GridSearchCV.best_score_ meaning when scoring set to 'accuracy' and CV

pythonpandasscikit-learncross-validationgrid-search

提问by Taka

I'm trying to find the best model Neural Network model applied for the classification of breast cancer samples on the well-known Wisconsin Cancer dataset (569 samples, 31 features + target). I'm using sklearn 0.18.1. I'm not using Normalization so far. I'll add it when I solve this question.

我试图在著名的威斯康星癌症数据集(569 个样本,31 个特征 + 目标)上找到应用于乳腺癌样本分类的最佳模型神经网络模型。我正在使用 sklearn 0.18.1。到目前为止,我没有使用标准化。当我解决这个问题时,我会添加它。

# some init code omitted
X_train, X_test, y_train, y_test = train_test_split(X, y)

Define params NN params for the GridSearchCV

为 GridSearchCV 定义参数 NN 参数

tuned_params = [{'solver': ['sgd'], 'learning_rate': ['constant'], "learning_rate_init" : [0.001, 0.01, 0.05, 0.1]},
                {"learning_rate_init" : [0.001, 0.01, 0.05, 0.1]}]

CV method and model

CV方法和模型

cv_method = KFold(n_splits=4, shuffle=True)
model = MLPClassifier()

Apply grid

应用网格

grid = GridSearchCV(estimator=model, param_grid=tuned_params, cv=cv_method, scoring='accuracy')
grid.fit(X_train, y_train)
y_pred = grid.predict(X_test)

And if I run:

如果我跑:

print(grid.best_score_)
print(accuracy_score(y_test, y_pred))

The result is 0.746478873239and 0.902097902098

结果是0.7464788732390.902097902098

According to the doc "best_score_ : float, Score of best_estimator on the left out data". I assume it is the best accuracy among the ones obtained running the 8 different configuration as especified in tuned_paramsthe number of times especified by KFold, on the left out data as especified by KFold.

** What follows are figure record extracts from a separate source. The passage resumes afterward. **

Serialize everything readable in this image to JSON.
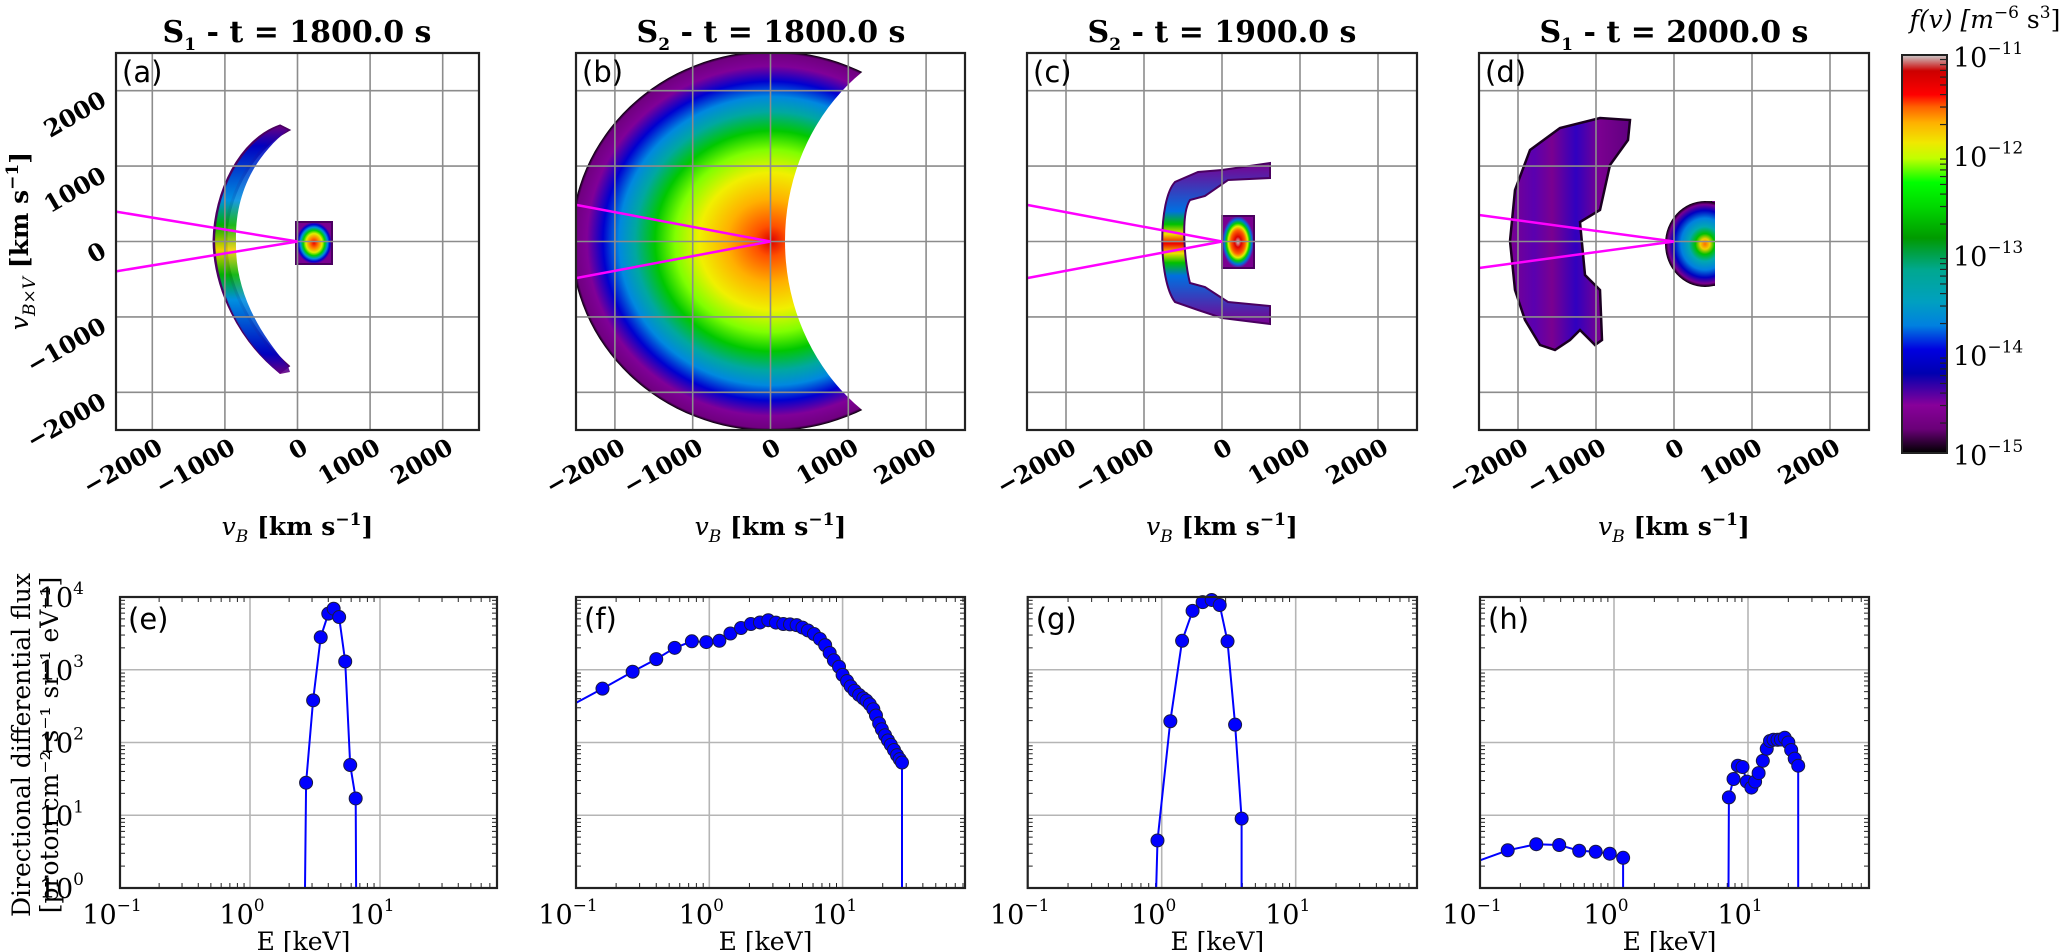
{
  "colorbar": {
    "label": "f(v) [m⁻⁶ s³]",
    "label_main": "f(v) [m",
    "label_exp1": "−6",
    "label_mid": " s",
    "label_exp2": "3",
    "label_end": "]",
    "ticks": [
      {
        "base": "10",
        "exp": "−11"
      },
      {
        "base": "10",
        "exp": "−12"
      },
      {
        "base": "10",
        "exp": "−13"
      },
      {
        "base": "10",
        "exp": "−14"
      },
      {
        "base": "10",
        "exp": "−15"
      }
    ],
    "range_log10": [
      -15,
      -11
    ],
    "colormap": "nipy_spectral"
  },
  "top_axes": {
    "xlabel": "v_B [km s⁻¹]",
    "xlabel_var": "v",
    "xlabel_sub": "B",
    "xlabel_rest": " [km s",
    "xlabel_exp": "−1",
    "xlabel_end": "]",
    "ylabel_var": "v",
    "ylabel_sub": "B×V",
    "ylabel_rest": " [km s",
    "ylabel_exp": "−1",
    "ylabel_end": "]",
    "xticks": [
      "−2000",
      "−1000",
      "0",
      "1000",
      "2000"
    ],
    "yticks": [
      "2000",
      "1000",
      "0",
      "−1000",
      "−2000"
    ],
    "range": [
      -2500,
      2500
    ]
  },
  "bottom_axes": {
    "xlabel": "E [keV]",
    "ylabel_line1": "Directional differential flux",
    "ylabel_line2": "[proton cm⁻² s⁻¹ sr⁻¹ eV⁻¹]",
    "xticks": [
      {
        "base": "10",
        "exp": "−1"
      },
      {
        "base": "10",
        "exp": "0"
      },
      {
        "base": "10",
        "exp": "1"
      }
    ],
    "yticks": [
      {
        "base": "10",
        "exp": "4"
      },
      {
        "base": "10",
        "exp": "3"
      },
      {
        "base": "10",
        "exp": "2"
      },
      {
        "base": "10",
        "exp": "1"
      },
      {
        "base": "10",
        "exp": "0"
      }
    ],
    "xlim": [
      0.1,
      80
    ],
    "ylim": [
      1,
      10000
    ],
    "line_color": "#0000ff",
    "marker_color": "#0000ff"
  },
  "panels_top": [
    {
      "id": "a",
      "label": "(a)",
      "title_s": "S",
      "title_sub": "1",
      "title_rest": " - t = 1800.0 s"
    },
    {
      "id": "b",
      "label": "(b)",
      "title_s": "S",
      "title_sub": "2",
      "title_rest": " - t = 1800.0 s"
    },
    {
      "id": "c",
      "label": "(c)",
      "title_s": "S",
      "title_sub": "2",
      "title_rest": " - t = 1900.0 s"
    },
    {
      "id": "d",
      "label": "(d)",
      "title_s": "S",
      "title_sub": "1",
      "title_rest": " - t = 2000.0 s"
    }
  ],
  "panels_bottom": [
    {
      "id": "e",
      "label": "(e)"
    },
    {
      "id": "f",
      "label": "(f)"
    },
    {
      "id": "g",
      "label": "(g)"
    },
    {
      "id": "h",
      "label": "(h)"
    }
  ],
  "chart_data": [
    {
      "type": "heatmap",
      "panel": "(a)",
      "title": "S1 - t = 1800.0 s",
      "xlabel": "v_B [km s^-1]",
      "ylabel": "v_BxV [km s^-1]",
      "xlim": [
        -2500,
        2500
      ],
      "ylim": [
        -2500,
        2500
      ],
      "grid": true,
      "colorbar_range": [
        1e-15,
        1e-11
      ],
      "features": [
        {
          "shape": "crescent",
          "center_vB": -850,
          "vertical_extent": [
            -1600,
            1600
          ],
          "peak_log10_f": -12.3
        },
        {
          "shape": "core",
          "center_vB": 200,
          "center_vBxV": 0,
          "half_width": 250,
          "peak_log10_f": -11.5
        }
      ],
      "fov_lines_from_origin_deg": [
        171,
        -171
      ]
    },
    {
      "type": "heatmap",
      "panel": "(b)",
      "title": "S2 - t = 1800.0 s",
      "xlim": [
        -2500,
        2500
      ],
      "ylim": [
        -2500,
        2500
      ],
      "grid": true,
      "features": [
        {
          "shape": "kidney",
          "center_vB": 0,
          "outer_radius": 2400,
          "peak_log10_f": -11.5
        }
      ],
      "fov_lines_from_origin_deg": [
        169,
        -169
      ]
    },
    {
      "type": "heatmap",
      "panel": "(c)",
      "title": "S2 - t = 1900.0 s",
      "xlim": [
        -2500,
        2500
      ],
      "ylim": [
        -2500,
        2500
      ],
      "grid": true,
      "features": [
        {
          "shape": "bracket",
          "center_vB": -500,
          "vertical_extent": [
            -1100,
            1100
          ],
          "peak_log10_f": -11.7
        },
        {
          "shape": "core",
          "center_vB": 150,
          "center_vBxV": 0,
          "half_width": 250,
          "peak_log10_f": -11.1
        }
      ],
      "fov_lines_from_origin_deg": [
        169,
        -169
      ]
    },
    {
      "type": "heatmap",
      "panel": "(d)",
      "title": "S1 - t = 2000.0 s",
      "xlim": [
        -2500,
        2500
      ],
      "ylim": [
        -2500,
        2500
      ],
      "grid": true,
      "features": [
        {
          "shape": "streaks",
          "center_vB": -1500,
          "vertical_extent": [
            -1400,
            1600
          ],
          "peak_log10_f": -14.2
        },
        {
          "shape": "core",
          "center_vB": 200,
          "center_vBxV": 0,
          "half_width": 500,
          "peak_log10_f": -12.3
        }
      ],
      "fov_lines_from_origin_deg": [
        172,
        -172
      ]
    },
    {
      "type": "line",
      "panel": "(e)",
      "xlabel": "E [keV]",
      "ylabel": "Directional differential flux [proton cm^-2 s^-1 sr^-1 eV^-1]",
      "xscale": "log",
      "yscale": "log",
      "xlim": [
        0.1,
        80
      ],
      "ylim": [
        1,
        10000
      ],
      "grid": true,
      "series": [
        {
          "name": "flux",
          "segments": [
            {
              "x": [
                2.65,
                2.7,
                3.06,
                3.5,
                4.0,
                4.4,
                4.85,
                5.4,
                5.9,
                6.5,
                6.55
              ],
              "y": [
                1,
                28,
                380,
                2800,
                5900,
                6900,
                5300,
                1300,
                49,
                17,
                1
              ],
              "markers": [
                false,
                true,
                true,
                true,
                true,
                true,
                true,
                true,
                true,
                true,
                false
              ]
            }
          ]
        }
      ]
    },
    {
      "type": "line",
      "panel": "(f)",
      "xscale": "log",
      "yscale": "log",
      "xlim": [
        0.1,
        80
      ],
      "ylim": [
        1,
        10000
      ],
      "grid": true,
      "series": [
        {
          "name": "flux",
          "segments": [
            {
              "x": [
                0.1,
                0.158,
                0.266,
                0.4,
                0.55,
                0.74,
                0.95,
                1.19,
                1.44,
                1.73,
                2.05,
                2.4,
                2.77,
                3.16,
                3.59,
                4.03,
                4.52,
                5.0,
                5.5,
                6.1,
                6.76,
                7.4,
                8.0,
                8.6,
                9.4,
                10.0,
                10.8,
                11.5,
                12.3,
                13.3,
                14.3,
                15.1,
                16.0,
                17.0,
                17.8,
                18.8,
                19.7,
                20.8,
                21.9,
                23.0,
                24.3,
                25.6,
                26.8,
                27.9,
                27.9
              ],
              "y": [
                350,
                550,
                940,
                1400,
                2000,
                2460,
                2400,
                2500,
                3150,
                3750,
                4250,
                4470,
                4800,
                4450,
                4250,
                4200,
                4100,
                3800,
                3470,
                3100,
                2650,
                2180,
                1700,
                1350,
                1100,
                850,
                700,
                590,
                515,
                450,
                405,
                376,
                335,
                287,
                235,
                183,
                152,
                126,
                107,
                93,
                79,
                67,
                59,
                53,
                1
              ],
              "markers": [
                false,
                true,
                true,
                true,
                true,
                true,
                true,
                true,
                true,
                true,
                true,
                true,
                true,
                true,
                true,
                true,
                true,
                true,
                true,
                true,
                true,
                true,
                true,
                true,
                true,
                true,
                true,
                true,
                true,
                true,
                true,
                true,
                true,
                true,
                true,
                true,
                true,
                true,
                true,
                true,
                true,
                true,
                true,
                true,
                false
              ]
            }
          ]
        }
      ]
    },
    {
      "type": "line",
      "panel": "(g)",
      "xscale": "log",
      "yscale": "log",
      "xlim": [
        0.1,
        80
      ],
      "ylim": [
        1,
        10000
      ],
      "grid": true,
      "series": [
        {
          "name": "flux",
          "segments": [
            {
              "x": [
                0.91,
                0.93,
                1.16,
                1.42,
                1.7,
                2.02,
                2.36,
                2.71,
                3.1,
                3.53,
                3.95,
                3.95
              ],
              "y": [
                1,
                4.5,
                196,
                2500,
                6450,
                8500,
                9100,
                7750,
                2460,
                176,
                9.0,
                1
              ],
              "markers": [
                false,
                true,
                true,
                true,
                true,
                true,
                true,
                true,
                true,
                true,
                true,
                false
              ]
            }
          ]
        }
      ]
    },
    {
      "type": "line",
      "panel": "(h)",
      "xscale": "log",
      "yscale": "log",
      "xlim": [
        0.1,
        80
      ],
      "ylim": [
        1,
        10000
      ],
      "grid": true,
      "series": [
        {
          "name": "flux",
          "segments": [
            {
              "x": [
                0.1,
                0.161,
                0.263,
                0.39,
                0.55,
                0.73,
                0.93,
                1.17,
                1.17
              ],
              "y": [
                2.4,
                3.3,
                4.0,
                3.9,
                3.25,
                3.15,
                2.96,
                2.6,
                1
              ],
              "markers": [
                false,
                true,
                true,
                true,
                true,
                true,
                true,
                true,
                false
              ]
            },
            {
              "x": [
                7.15,
                7.2,
                7.8,
                8.4,
                9.1,
                9.8,
                10.6,
                11.3,
                12.0,
                12.9,
                13.8,
                14.6,
                15.5,
                16.6,
                17.6,
                18.8,
                20.0,
                21.0,
                22.3,
                23.7,
                23.7
              ],
              "y": [
                1,
                17.6,
                31.5,
                48,
                46,
                29,
                24,
                29,
                38,
                56,
                82,
                105,
                109,
                109,
                110,
                116,
                100,
                79,
                60,
                48,
                1
              ],
              "markers": [
                false,
                true,
                true,
                true,
                true,
                true,
                true,
                true,
                true,
                true,
                true,
                true,
                true,
                true,
                true,
                true,
                true,
                true,
                true,
                true,
                false
              ]
            }
          ]
        }
      ]
    }
  ]
}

Am I right?

根据文档“best_score_ : float, best_estimator 在遗漏数据上的分数”。我认为它是在运行 8 种不同配置中获得的最佳准确度,如tuned_pa​​rams 中指定的KFold指定的次数,KFold 指定的遗漏数据。我对吗?

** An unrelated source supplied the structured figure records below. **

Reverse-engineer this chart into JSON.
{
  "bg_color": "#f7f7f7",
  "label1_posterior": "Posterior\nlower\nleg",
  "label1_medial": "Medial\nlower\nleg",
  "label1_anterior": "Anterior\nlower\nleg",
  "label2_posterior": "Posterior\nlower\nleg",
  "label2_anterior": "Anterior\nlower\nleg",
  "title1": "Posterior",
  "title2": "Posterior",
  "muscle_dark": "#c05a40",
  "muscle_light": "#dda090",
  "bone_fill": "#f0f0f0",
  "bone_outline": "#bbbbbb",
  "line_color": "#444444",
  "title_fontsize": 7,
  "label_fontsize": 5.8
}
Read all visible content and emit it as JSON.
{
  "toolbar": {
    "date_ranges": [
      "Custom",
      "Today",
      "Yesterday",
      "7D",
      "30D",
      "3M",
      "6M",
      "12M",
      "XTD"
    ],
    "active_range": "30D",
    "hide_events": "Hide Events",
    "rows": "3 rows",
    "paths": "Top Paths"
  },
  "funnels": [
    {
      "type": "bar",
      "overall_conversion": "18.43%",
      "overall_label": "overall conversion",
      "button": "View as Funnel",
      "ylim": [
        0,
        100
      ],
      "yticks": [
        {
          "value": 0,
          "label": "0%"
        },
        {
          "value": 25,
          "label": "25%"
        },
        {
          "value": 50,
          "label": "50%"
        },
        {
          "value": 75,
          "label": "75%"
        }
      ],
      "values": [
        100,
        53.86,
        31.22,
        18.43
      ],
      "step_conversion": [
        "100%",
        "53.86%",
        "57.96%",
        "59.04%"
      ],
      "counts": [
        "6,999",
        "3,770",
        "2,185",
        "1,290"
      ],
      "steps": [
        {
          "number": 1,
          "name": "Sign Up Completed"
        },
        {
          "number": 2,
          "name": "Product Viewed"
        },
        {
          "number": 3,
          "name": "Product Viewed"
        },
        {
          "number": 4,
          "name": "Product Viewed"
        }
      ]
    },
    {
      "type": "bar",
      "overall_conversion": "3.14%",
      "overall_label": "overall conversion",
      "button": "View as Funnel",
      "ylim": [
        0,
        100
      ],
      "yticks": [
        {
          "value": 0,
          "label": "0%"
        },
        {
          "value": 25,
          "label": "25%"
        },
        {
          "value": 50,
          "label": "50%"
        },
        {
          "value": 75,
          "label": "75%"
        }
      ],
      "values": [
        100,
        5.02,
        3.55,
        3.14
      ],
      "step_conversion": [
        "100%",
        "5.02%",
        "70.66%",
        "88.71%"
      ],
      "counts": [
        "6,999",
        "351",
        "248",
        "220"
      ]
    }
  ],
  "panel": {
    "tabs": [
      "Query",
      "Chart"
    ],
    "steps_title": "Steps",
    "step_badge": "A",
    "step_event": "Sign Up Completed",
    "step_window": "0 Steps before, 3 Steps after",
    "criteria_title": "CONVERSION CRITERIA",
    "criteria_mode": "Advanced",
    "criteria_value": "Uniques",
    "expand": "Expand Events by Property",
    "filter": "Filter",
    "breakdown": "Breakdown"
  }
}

One more question. Is there a method to find the optimal size of test data to use in train_test_splitwhich defaults to 0.25?

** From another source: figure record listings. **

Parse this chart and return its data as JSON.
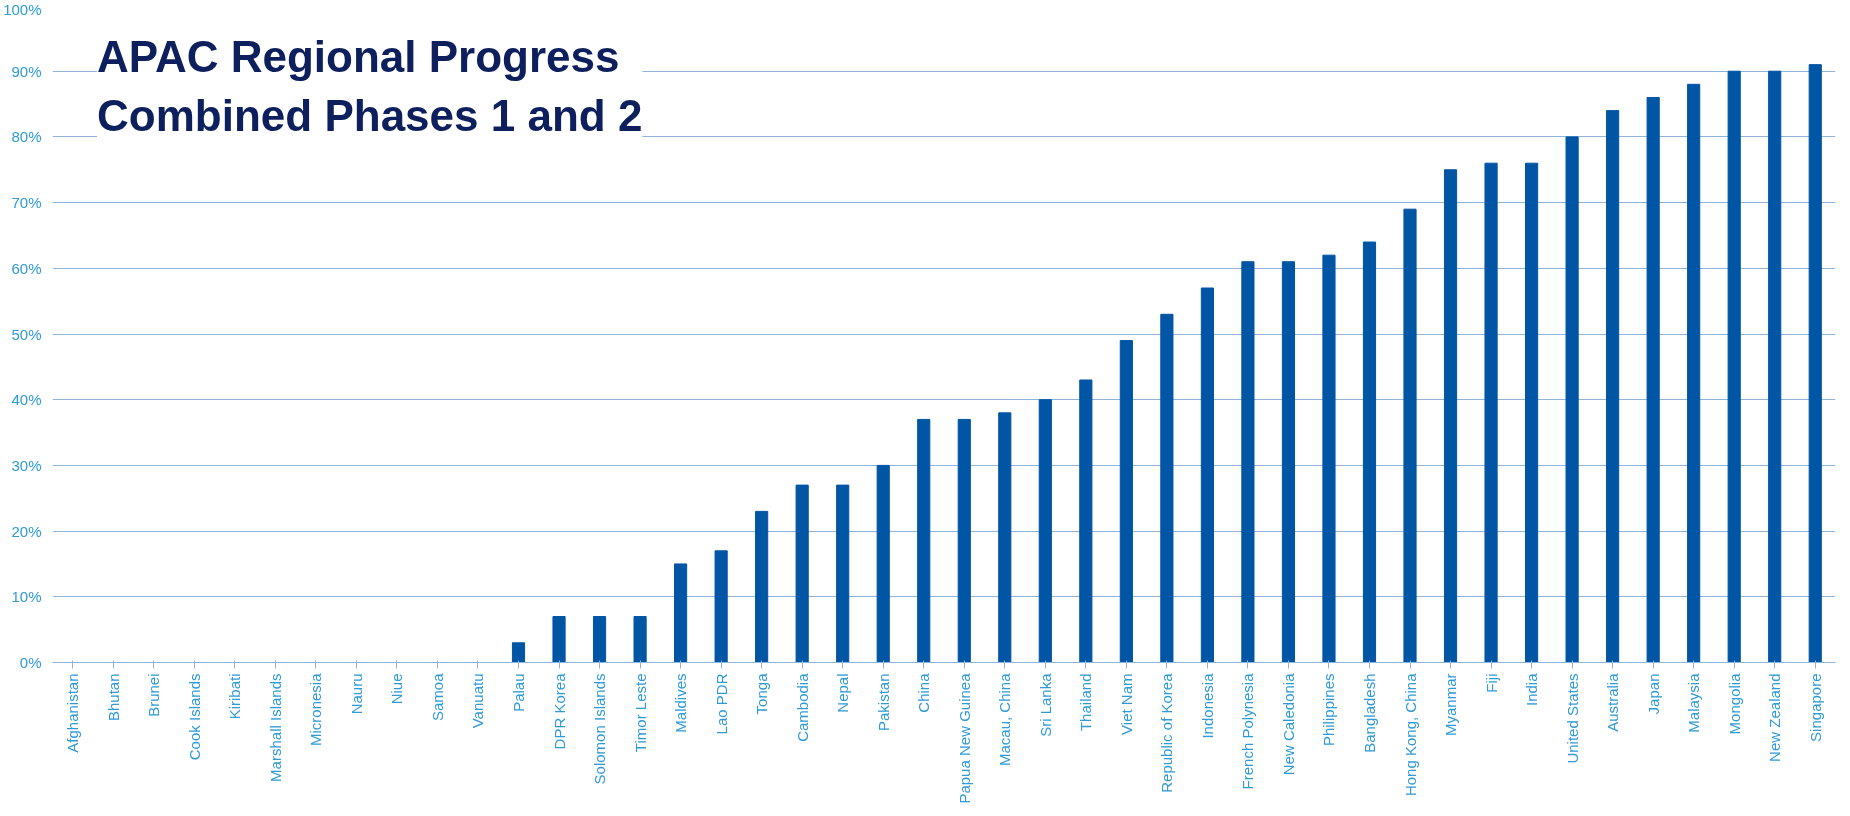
{
  "chart_data": {
    "type": "bar",
    "title": "APAC Regional Progress\nCombined Phases 1 and 2",
    "categories": [
      "Afghanistan",
      "Bhutan",
      "Brunei",
      "Cook Islands",
      "Kiribati",
      "Marshall Islands",
      "Micronesia",
      "Nauru",
      "Niue",
      "Samoa",
      "Vanuatu",
      "Palau",
      "DPR Korea",
      "Solomon Islands",
      "Timor Leste",
      "Maldives",
      "Lao PDR",
      "Tonga",
      "Cambodia",
      "Nepal",
      "Pakistan",
      "China",
      "Papua New Guinea",
      "Macau, China",
      "Sri Lanka",
      "Thailand",
      "Viet Nam",
      "Republic of Korea",
      "Indonesia",
      "French Polynesia",
      "New Caledonia",
      "Philippines",
      "Bangladesh",
      "Hong Kong, China",
      "Myanmar",
      "Fiji",
      "India",
      "United States",
      "Australia",
      "Japan",
      "Malaysia",
      "Mongolia",
      "New Zealand",
      "Singapore"
    ],
    "values": [
      0,
      0,
      0,
      0,
      0,
      0,
      0,
      0,
      0,
      0,
      0,
      3,
      7,
      7,
      7,
      15,
      17,
      23,
      27,
      27,
      30,
      37,
      37,
      38,
      40,
      43,
      49,
      53,
      57,
      61,
      61,
      62,
      64,
      69,
      75,
      76,
      76,
      80,
      84,
      86,
      88,
      90,
      90,
      91
    ],
    "color": "#0055a5",
    "ylim": [
      0,
      100
    ],
    "yticks": [
      {
        "value": 0,
        "label": "0%"
      },
      {
        "value": 10,
        "label": "10%"
      },
      {
        "value": 20,
        "label": "20%"
      },
      {
        "value": 30,
        "label": "30%"
      },
      {
        "value": 40,
        "label": "40%"
      },
      {
        "value": 50,
        "label": "50%"
      },
      {
        "value": 60,
        "label": "60%"
      },
      {
        "value": 70,
        "label": "70%"
      },
      {
        "value": 80,
        "label": "80%"
      },
      {
        "value": 90,
        "label": "90%"
      },
      {
        "value": 100,
        "label": "100%"
      }
    ],
    "grid": "y"
  }
}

还有一个问题。有没有一种方法可以找到在train_test_split中使用的测试数据的最佳大小,默认为 0.25?

Thanks a lot

非常感谢

REFERENCES

参考

回答by Vivek Kumar

The grid.best_score_is the average of all cv folds for a single combination of the parameters you specify in the tuned_params.

grid.best_score_为您的指定参数的单一组合是平均所有品种的褶皱tuned_params

In order to access other relevant details about the grid searching process, you can look at the grid.cv_results_attribute.

为了访问有关网格搜索过程的其他相关详细信息,您可以查看该grid.cv_results_属性。

From the documentation of GridSearchCV:

GridSearchCV文档中

cv_results_ : dict of numpy (masked) ndarrays

A dict with keys as column headers and values as columns, 
that can be imported into a pandas DataFrame

cv_results_ : numpy (masked) ndarrays 的字典

A dict with keys as column headers and values as columns, 
that can be imported into a pandas DataFrame

It contains keys like 'split0_test_score', 'split1_test_score' , 'mean_test_score', 'std_test_score', 'rank_test_score', 'split0_train_score', 'split1_train_score', 'mean_train_score', etc, which gives additional information about the whole execution.

它包含诸如“split0_test_score”、“split1_test_score”、“mean_test_score”、“std_test_score”、“rank_test_score”、“split0_train_score”、“split1_train_score”、“mean_train_score”等键,这些键提供了有关整体的附加信息。